Tita però aveva abbassato lo sguardo e aveva annuito. Avrei dovuto intuire allora, da quei suoi occhi tristi e dal suo tono di voce pieno di amarezza che l’età c’entrava ben poco, ma non lo capii. Accettai Fanny, l’amica di mia madre, il suo insopportabile profumo, l’abito di velluto blu che volle regalarmi lei a ogni costo, anche se io avrei preferito indossare quello che mi aveva comprato la mia Tita. Nemmeno le foto riuscirono bene: in ogni scatto apparivo imbronciata e evidentemente molto delusa. 

Fanny non la vidi praticamente più dal giorno della mia Cresima. Tita invece rimase ancora a lungo nella mia vita ma non quanto avrei voluto. Crescendo, coltivando nuovi interessi, avevo iniziato a diradare le mie visite, ma anche lei era sempre meno presente in casa nostra. Finché, nonostante ci separassero solo 23 gradini, non la vidi quasi più. 

Andai a trovarla anni dopo, quando seppi che si era gravemente ammalata. Era ormai allettata da mesi, irriconoscibile. Portai con me il mio fidanzato per presentarglielo. Rimasi lì a tenerle la mano per tutto il tempo chiedendomi come avevo fatto a scordarmi di tutto il bene che le avevo sempre voluto. Mi sentivo una stupida ingrata.

«Che bel ragazzo… Avete intenzione di sposarvi?» aveva domandato con un filo di voce.

«Magari» avevo risposto. «Non abbiamo i soldi per mettere su casa, Tita. Lavoriamo entrambi da troppo poco tempo».

Si era sforzata di sorridere. Le labbra, che raramente avevo visto senza rossetto, si erano come spaccate e avevano lasciato intravedere una bocca malata.

Fu quella l’ultima volta che vidi la mia Tita. Quella visita mi lasciò un buco nel cuore. 

Tornata a casa avevo investito mia madre dicendogliene di tutti i colori, accusandola di essere l’artefice del mio allontanamento dalla signorina Nice. 

«Tu e la tua stupida amica Fanny!» le dissi.

«Ma non lo hai ancora capito? Ormai sei grande! Era stato don Franco a proibirci di presentare la tua Tita come madrina. La conoscevano tutti nel quartiere e anche in parrocchia, con le sue donazioni per salvarsi l’anima. La signorina Leonice non è mai stata una sartina. Non è mai stata sposata. Era una prostituta. Il signor Giacomo non era un amico, era un cliente. Ecco come ha fatto tutti quei soldi!».

Ho guardato mia madre con odio. Poi ho gridato: «E allora? Chi se ne frega! Io le volevo bene».

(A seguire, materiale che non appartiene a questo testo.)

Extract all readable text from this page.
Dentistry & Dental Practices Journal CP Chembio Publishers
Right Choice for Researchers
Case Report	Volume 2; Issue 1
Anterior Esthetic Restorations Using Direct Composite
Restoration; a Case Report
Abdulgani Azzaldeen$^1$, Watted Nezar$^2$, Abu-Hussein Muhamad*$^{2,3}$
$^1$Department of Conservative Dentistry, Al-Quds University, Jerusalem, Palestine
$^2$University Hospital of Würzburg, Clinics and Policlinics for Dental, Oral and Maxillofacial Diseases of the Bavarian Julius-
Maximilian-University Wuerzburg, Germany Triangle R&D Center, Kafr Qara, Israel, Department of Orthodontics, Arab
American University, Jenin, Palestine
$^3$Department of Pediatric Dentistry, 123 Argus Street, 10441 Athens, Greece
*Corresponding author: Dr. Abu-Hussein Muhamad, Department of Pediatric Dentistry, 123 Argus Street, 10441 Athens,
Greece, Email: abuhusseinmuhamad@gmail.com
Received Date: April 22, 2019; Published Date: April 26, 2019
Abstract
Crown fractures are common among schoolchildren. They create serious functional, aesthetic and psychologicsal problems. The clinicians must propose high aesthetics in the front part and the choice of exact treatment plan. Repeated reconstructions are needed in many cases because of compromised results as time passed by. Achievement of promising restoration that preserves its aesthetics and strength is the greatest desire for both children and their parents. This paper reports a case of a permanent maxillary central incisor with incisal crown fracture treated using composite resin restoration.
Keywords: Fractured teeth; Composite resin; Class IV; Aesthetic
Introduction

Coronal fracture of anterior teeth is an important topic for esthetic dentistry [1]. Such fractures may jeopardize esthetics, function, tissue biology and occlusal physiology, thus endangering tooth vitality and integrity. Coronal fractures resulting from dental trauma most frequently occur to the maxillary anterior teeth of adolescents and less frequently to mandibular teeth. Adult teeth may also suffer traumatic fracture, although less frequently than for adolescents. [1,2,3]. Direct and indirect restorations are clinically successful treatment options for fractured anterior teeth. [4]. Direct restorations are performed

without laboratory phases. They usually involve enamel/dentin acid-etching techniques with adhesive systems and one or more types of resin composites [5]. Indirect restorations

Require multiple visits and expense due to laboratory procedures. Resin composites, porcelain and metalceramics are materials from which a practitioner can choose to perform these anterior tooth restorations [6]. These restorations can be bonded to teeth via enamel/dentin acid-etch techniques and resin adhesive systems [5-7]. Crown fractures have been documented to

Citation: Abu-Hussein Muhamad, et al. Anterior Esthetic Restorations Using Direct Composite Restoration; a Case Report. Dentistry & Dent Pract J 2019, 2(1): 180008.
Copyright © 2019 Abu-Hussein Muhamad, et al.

Davvero quella scoperta non avrebbe cambiato di una virgola il mio affetto per lei, ma sicuramente aveva spinto lei ad allontanarsi da me. Come se avesse temuto che, diventando grande, avessi potuto giudicarla. E avessi potuto smettere di volerle bene. 

La signorina Nice è morta una settimana dopo la mia visita. I suoi beni immobiliari sono stati ereditati da quel nipote che non andava mai a trovarla. 

La maggior parte della sua liquidità però è andata in dono alla parrocchia, quella che non aveva voluto che mi facesse da madrina. 

A me ha lasciato uno splendido orologio d’oro a cui era particolarmente legata, tre brillantini per farne un anello e 20 milioni di lire, un piccolo aiuto per realizzare il mio sogno di mettere su casa, aveva lasciato detto al suo legale.  

Ancora oggi penso a lei come all’unica nonna che io abbia mai avuto.